The Honda Accord was the first imported car to hold the crown of best selling car in America. Starting in 1989, the third-generation CA Accord‘s 362,707 in sales held the top spot, and carried it over through the first two years of the fourth-gen. Ford regained the title with the Taurus in 1992, so when Honda debuted of the fifth-gen in 1994 it was indeed looked upon with excitement.
Motorweek said they couldn’t “remember when anything but a low volume exotic was the subject of so much speculation” and called the Accord “the benchmark for family transportation.” Sleeker and more powerful than its predecessor, it came with two versions of Honda’s 2.2-liter four. DX and LX trims had a SOHC head with 130 horsepower and 139 lb-ft of torque, but the true Honda heads knew that the EX was the one to get, with its 145-horsepower, 147 lb-ft VTEC mill.
Oh, and it was available with a 5-speed during Honda’s peak era of manual shifters. Motorweek tested a stick EX and got a 0-60 time of 8.9 seconds, but it was really the double-wishbone suspension handling that separated it from its A-to-B commuter competition.
Cabin-wise, it had increased room and 1990s Honda’s near-perfect ergonomics. You could have all this for a base DX’s starting price of $14,330. An EX rang up at $19,750 (this was before Honda added a 2.7-liter V6 to the mix, in 1995), still a great deal.
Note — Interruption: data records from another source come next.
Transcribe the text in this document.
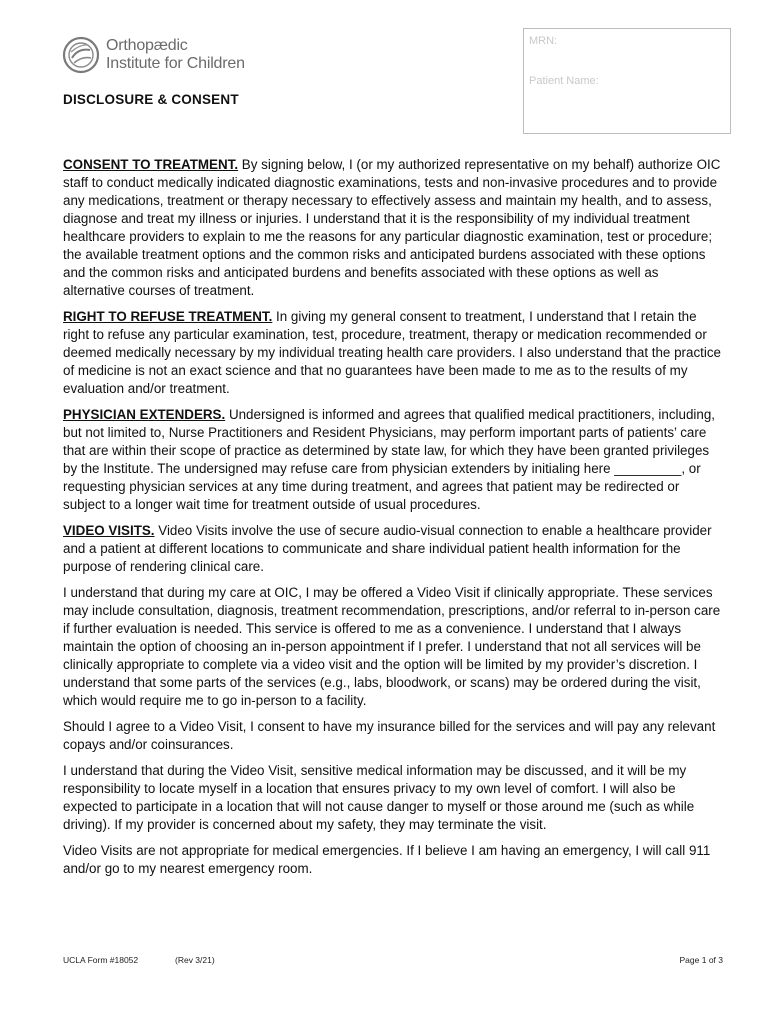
Orthopædic
Institute for Children
DISCLOSURE & CONSENT
MRN:
Patient Name:

CONSENT TO TREATMENT. By signing below, I (or my authorized representative on my behalf) authorize OIC staff to conduct medically indicated diagnostic examinations, tests and non-invasive procedures and to provide any medications, treatment or therapy necessary to effectively assess and maintain my health, and to assess, diagnose and treat my illness or injuries. I understand that it is the responsibility of my individual treatment healthcare providers to explain to me the reasons for any particular diagnostic examination, test or procedure; the available treatment options and the common risks and anticipated burdens associated with these options and the common risks and anticipated burdens and benefits associated with these options as well as alternative courses of treatment.

RIGHT TO REFUSE TREATMENT. In giving my general consent to treatment, I understand that I retain the right to refuse any particular examination, test, procedure, treatment, therapy or medication recommended or deemed medically necessary by my individual treating health care providers. I also understand that the practice of medicine is not an exact science and that no guarantees have been made to me as to the results of my evaluation and/or treatment.

PHYSICIAN EXTENDERS. Undersigned is informed and agrees that qualified medical practitioners, including, but not limited to, Nurse Practitioners and Resident Physicians, may perform important parts of patients’ care that are within their scope of practice as determined by state law, for which they have been granted privileges by the Institute. The undersigned may refuse care from physician extenders by initialing here _________, or requesting physician services at any time during treatment, and agrees that patient may be redirected or subject to a longer wait time for treatment outside of usual procedures.

VIDEO VISITS. Video Visits involve the use of secure audio-visual connection to enable a healthcare provider and a patient at different locations to communicate and share individual patient health information for the purpose of rendering clinical care.

I understand that during my care at OIC, I may be offered a Video Visit if clinically appropriate. These services may include consultation, diagnosis, treatment recommendation, prescriptions, and/or referral to in-person care if further evaluation is needed. This service is offered to me as a convenience. I understand that I always maintain the option of choosing an in-person appointment if I prefer. I understand that not all services will be clinically appropriate to complete via a video visit and the option will be limited by my provider’s discretion. I understand that some parts of the services (e.g., labs, bloodwork, or scans) may be ordered during the visit, which would require me to go in-person to a facility.

Should I agree to a Video Visit, I consent to have my insurance billed for the services and will pay any relevant copays and/or coinsurances.

I understand that during the Video Visit, sensitive medical information may be discussed, and it will be my responsibility to locate myself in a location that ensures privacy to my own level of comfort. I will also be expected to participate in a location that will not cause danger to myself or those around me (such as while driving). If my provider is concerned about my safety, they may terminate the visit.

Video Visits are not appropriate for medical emergencies. If I believe I am having an emergency, I will call 911 and/or go to my nearest emergency room.

UCLA Form #18052	(Rev 3/21)	Page 1 of 3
In the end, the Taurus would remain the sales champ until 1997 when it was overtaken by the Camry. However, true enthusiasts knew what the sportiest family hauler was, and it, along with the Maxima SE, were the family sedans that teens of the era were stoked to inherit. They supported a thriving aftermarket as well, and in the end we think that makes the Accord the true number one.